Youth advocates and experts have broadly criticised the direction of these reforms. Critics argue that incarcerating teenagers alongside adult offenders in adult facilities is likely to increase, rather than reduce, reoffending rates. Research from bodies including the Australian Institute of Criminology has consistently found that longer custodial sentences for young people do not reliably reduce recidivism, and that early intervention and community-based programmes tend to produce better long-term outcomes. There is also a question of proportionality: sentencing a 14-year-old to a potential 25-year term raises serious concerns about rehabilitation and the developmental capacity of adolescents to understand the full consequences of their actions.
Those concerns are legitimate and deserve serious engagement. The United Nations Convention on the Rights of the Child, to which Australia is a signatory, emphasises that detention of children should be a measure of last resort. Advocacy groups have pointed to the overrepresentation of First Nations youth in the justice system as a particular risk, warning that harsher sentencing frameworks tend to deepen existing inequities rather than resolve the social conditions that drive offending.

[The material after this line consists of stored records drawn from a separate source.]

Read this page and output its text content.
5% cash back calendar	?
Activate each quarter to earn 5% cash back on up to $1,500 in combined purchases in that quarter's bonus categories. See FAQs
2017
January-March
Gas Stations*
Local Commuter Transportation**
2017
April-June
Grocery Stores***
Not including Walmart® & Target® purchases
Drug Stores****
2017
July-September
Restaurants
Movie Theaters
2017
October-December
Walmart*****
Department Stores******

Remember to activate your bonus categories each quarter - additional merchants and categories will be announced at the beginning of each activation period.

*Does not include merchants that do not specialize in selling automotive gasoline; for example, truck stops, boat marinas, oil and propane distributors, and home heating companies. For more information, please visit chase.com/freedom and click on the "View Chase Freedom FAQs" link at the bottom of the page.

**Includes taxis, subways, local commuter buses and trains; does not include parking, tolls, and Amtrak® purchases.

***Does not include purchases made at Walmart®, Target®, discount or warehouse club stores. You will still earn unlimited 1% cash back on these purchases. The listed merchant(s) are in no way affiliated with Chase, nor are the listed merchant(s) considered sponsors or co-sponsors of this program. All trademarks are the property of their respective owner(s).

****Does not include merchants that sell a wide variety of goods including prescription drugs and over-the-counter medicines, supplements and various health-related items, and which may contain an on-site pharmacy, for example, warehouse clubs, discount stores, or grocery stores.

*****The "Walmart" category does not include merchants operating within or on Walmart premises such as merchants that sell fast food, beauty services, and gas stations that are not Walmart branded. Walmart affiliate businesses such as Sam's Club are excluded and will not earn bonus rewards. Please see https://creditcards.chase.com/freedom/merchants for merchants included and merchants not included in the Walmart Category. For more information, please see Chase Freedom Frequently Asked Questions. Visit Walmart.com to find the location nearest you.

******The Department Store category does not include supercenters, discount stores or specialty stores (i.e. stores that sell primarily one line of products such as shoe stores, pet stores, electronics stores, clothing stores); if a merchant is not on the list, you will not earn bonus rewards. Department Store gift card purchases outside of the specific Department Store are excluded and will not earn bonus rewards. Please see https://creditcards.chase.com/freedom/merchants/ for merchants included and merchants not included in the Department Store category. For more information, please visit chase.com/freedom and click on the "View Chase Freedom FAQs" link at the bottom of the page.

At the same time, the concerns of victim-survivors are real. Aggravated home invasion and carjacking are serious offences that cause lasting harm. Community expectations of a justice system that treats comparable crimes comparably, regardless of the offender's age, are not unreasonable. The Queensland data, while preliminary, suggests deterrence effects may be operating in some form, even if the causal picture is not yet clear. The Sentencing Advisory Council of Victoria will likely be called upon to monitor outcomes as these laws take effect.
The Allan government's reforms sit within a broader national trend toward tougher youth justice policies, driven partly by genuine community concern and partly by electoral pressure. What the evidence asks of policymakers is not a choice between accountability and compassion, but a system that holds both. Longer sentences may satisfy the demand for consequence; they do not, on their own, reduce the likelihood that a teenager will reoffend once released. Getting that balance right will require careful monitoring of outcomes, a willingness to adjust settings based on evidence, and sustained investment in the early intervention programmes that sentence-length alone cannot replace. The legislation, when it reaches Parliament, will be the moment to test whether the government has genuinely grappled with that complexity. For further context on Victoria's youth justice framework, the Victorian Department of Justice and Community Safety publishes relevant data and policy documents.